Python Forum
Match two data sets based on item values - Printable Version

+- Python Forum (https://python-forum.io)
+-- Forum: Python Coding (https://python-forum.io/forum-7.html)
+--- Forum: Data Science (https://python-forum.io/forum-44.html)
+--- Thread: Match two data sets based on item values (/thread-2613.html)



Match two data sets based on item values - klllmmm - Mar-28-2017

I have two data frames, which i want to combine usinga left join or similar.
PV number wise subtotal of the amount column of the dataframe (Pmt) has to be match with the second table (BankWithdrawal).
If such sub total matches then join that row of second table with the relevant first table rows. Resultant table with the other two tables attached.

Get the sub totals in PVNo wise from Pmt dataframe
subtotal=pmt[["PVNo.","Amount"]].groupby('PVNo.').sum()
Great if someone can help me to achive the resultant table.

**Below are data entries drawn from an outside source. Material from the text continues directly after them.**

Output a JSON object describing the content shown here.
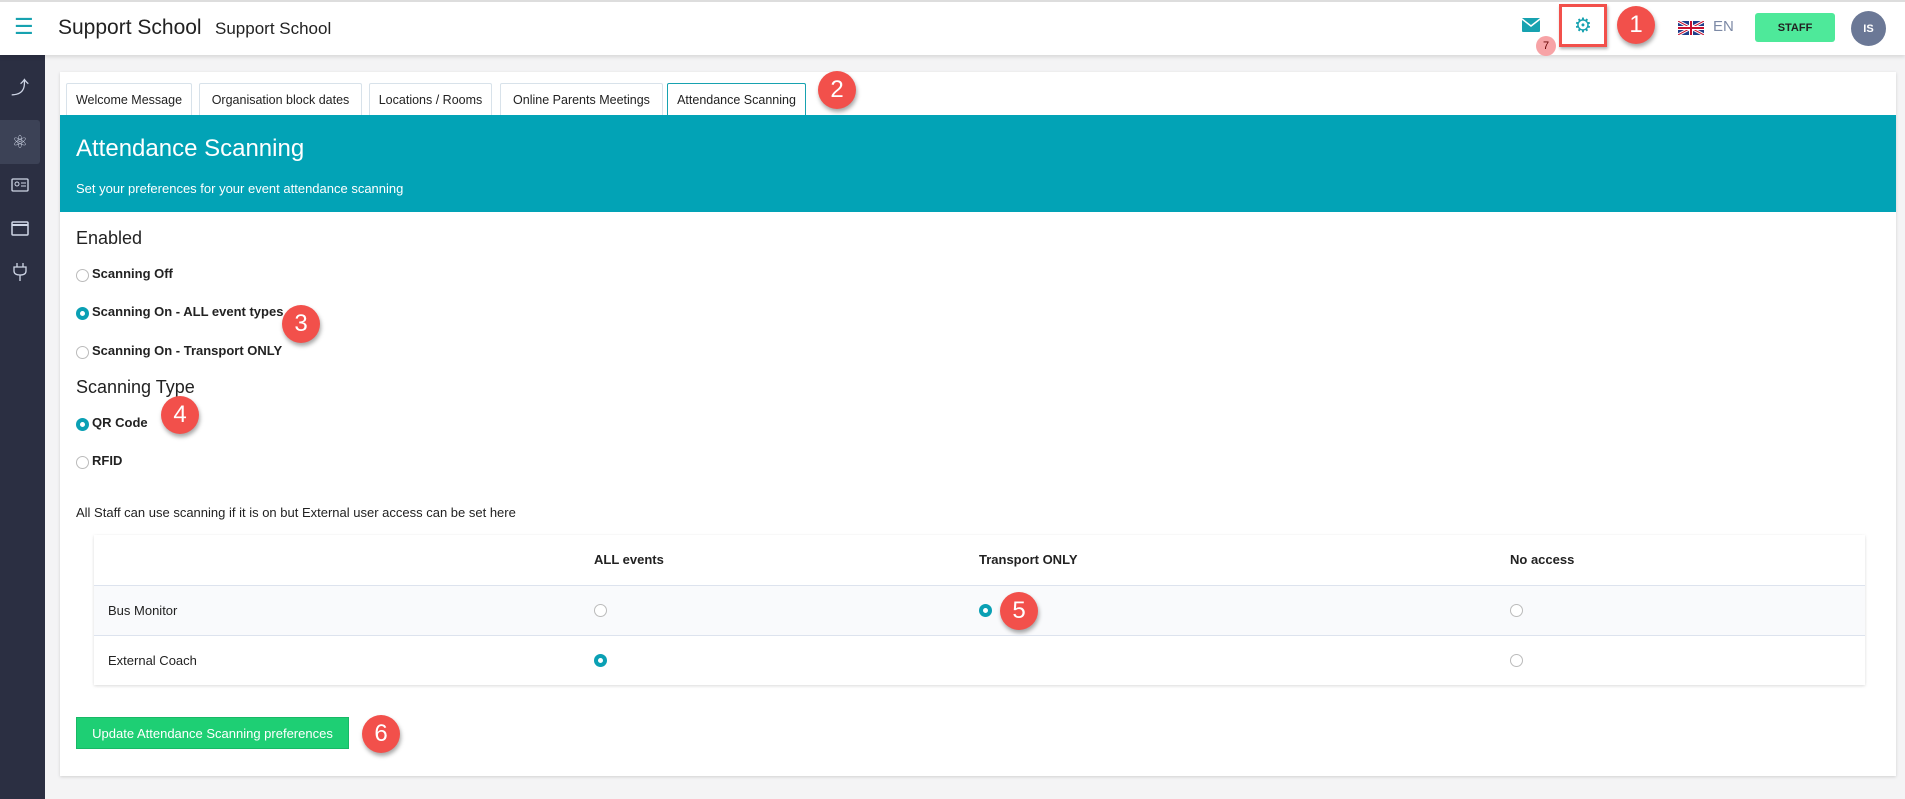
{
  "header": {
    "title": "Support School",
    "subtitle": "Support School",
    "mail_badge": "7",
    "language": "EN",
    "role_button": "STAFF",
    "avatar_initials": "IS"
  },
  "tabs": [
    {
      "label": "Welcome Message"
    },
    {
      "label": "Organisation block dates"
    },
    {
      "label": "Locations / Rooms"
    },
    {
      "label": "Online Parents Meetings"
    },
    {
      "label": "Attendance Scanning",
      "active": true
    }
  ],
  "banner": {
    "title": "Attendance Scanning",
    "subtitle": "Set your preferences for your event attendance scanning"
  },
  "enabled": {
    "heading": "Enabled",
    "options": [
      {
        "label": "Scanning Off",
        "selected": false
      },
      {
        "label": "Scanning On - ALL event types",
        "selected": true
      },
      {
        "label": "Scanning On - Transport ONLY",
        "selected": false
      }
    ]
  },
  "scanning_type": {
    "heading": "Scanning Type",
    "options": [
      {
        "label": "QR Code",
        "selected": true
      },
      {
        "label": "RFID",
        "selected": false
      }
    ]
  },
  "access_note": "All Staff can use scanning if it is on but External user access can be set here",
  "access_table": {
    "columns": [
      "ALL events",
      "Transport ONLY",
      "No access"
    ],
    "rows": [
      {
        "label": "Bus Monitor",
        "selected": "Transport ONLY"
      },
      {
        "label": "External Coach",
        "selected": "ALL events"
      }
    ]
  },
  "submit_label": "Update Attendance Scanning preferences",
  "annotations": [
    "1",
    "2",
    "3",
    "4",
    "5",
    "6"
  ],
  "colors": {
    "accent": "#02a3b6",
    "button_green": "#1ecf74",
    "staff_green": "#4ee99a",
    "annotation_red": "#f2504b",
    "sidebar": "#2b2f42"
  }
}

RE: Match two data sets based on item values - Larz60+ - Mar-28-2017

what are you summing? there are no numbers here
show a run-able snippet of code


RE: Match two data sets based on item values - klllmmm - Mar-28-2017

(Mar-28-2017, 07:35 PM)Larz60+ Wrote: what are you summing? there are no numbers here
show a run-able snippet of code

Thanks for your interest.

I'm not sure how to add data frames to this post. So i have attached 'pmt' dataframe & 'withdrawal' dataframe.

I'm taking the subtotal of Amount column for each value in 'PVno' column.

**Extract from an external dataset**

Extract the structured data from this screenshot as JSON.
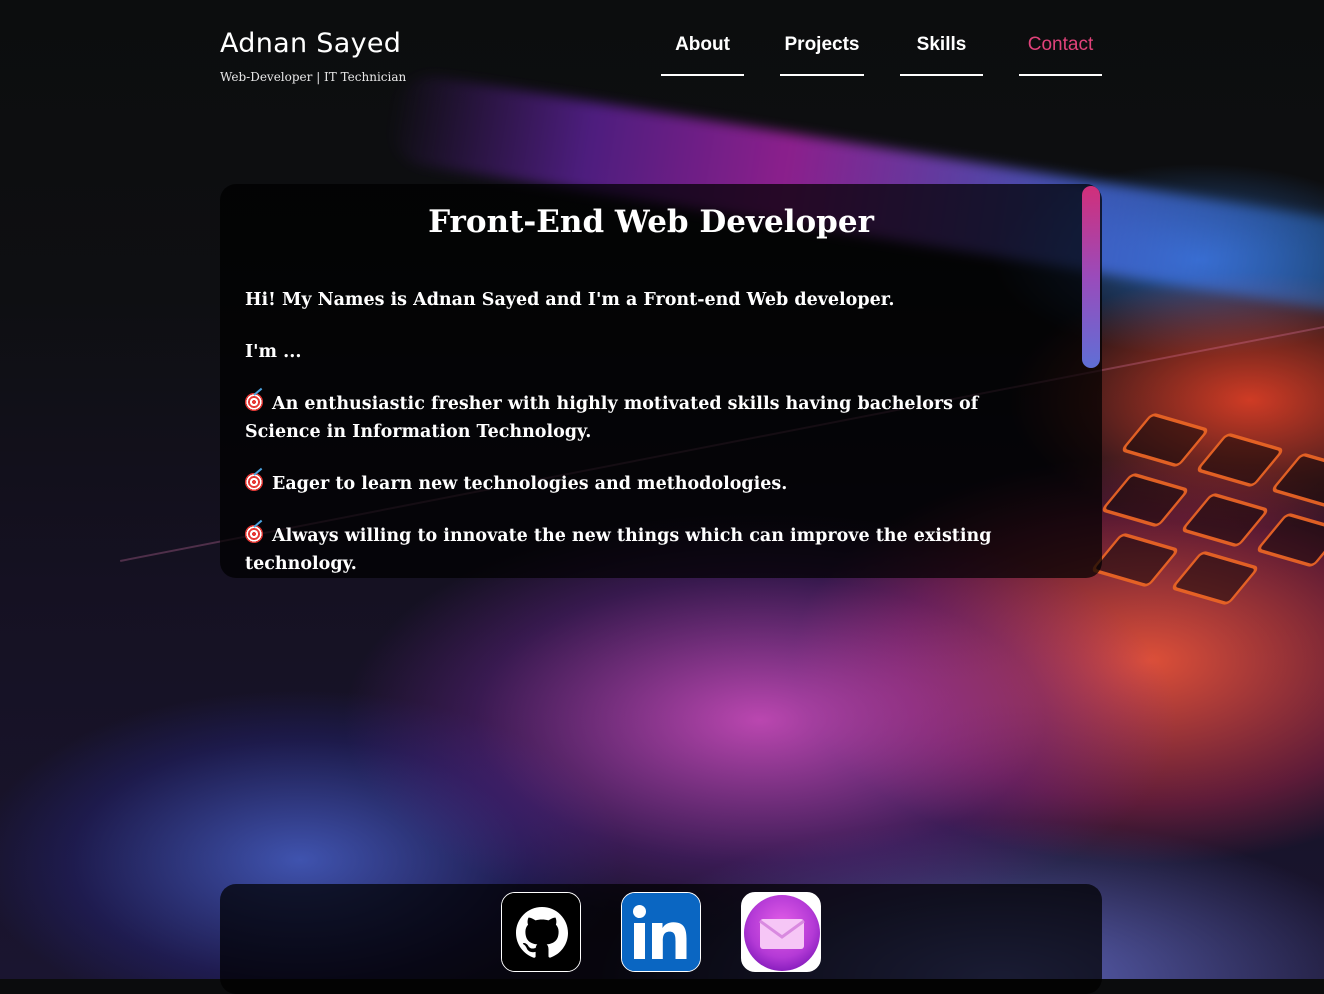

Now i have to match the amounts resulted in above with the 'B.amount' column in 'withdrawal' dataframe & make a combined dataframe.

Expected dataframe (Resultcombined) is also attached.


RE: Match two data sets based on item values - zivoni - Mar-28-2017

You can do SQL-like joins on pandas dataframes with pandas.merge()
merged_dataframe = pd.merge(subtotal_dataframe, bankwithdrawal_dataframe)
You can specify what type of join with parameter how=, default is 'inner'; on default it uses common columns as keys for join, but you can specify it with on= parameter (or with left_on and right_on= if your keys are different).


RE: Match two data sets based on item values - klllmmm - Mar-28-2017

(Mar-28-2017, 07:55 PM)zivoni Wrote: You can do SQL-like joins on pandas dataframes with pandas.merge()
merged_dataframe = pd.merge(subtotal_dataframe, bankwithdrawal_dataframe)
You can specify what type of join with parameter how=, default is 'inner'; on default it uses common columns as keys for join, but you can specify it with on= parameter (or with left_on and right_on= if your keys are different).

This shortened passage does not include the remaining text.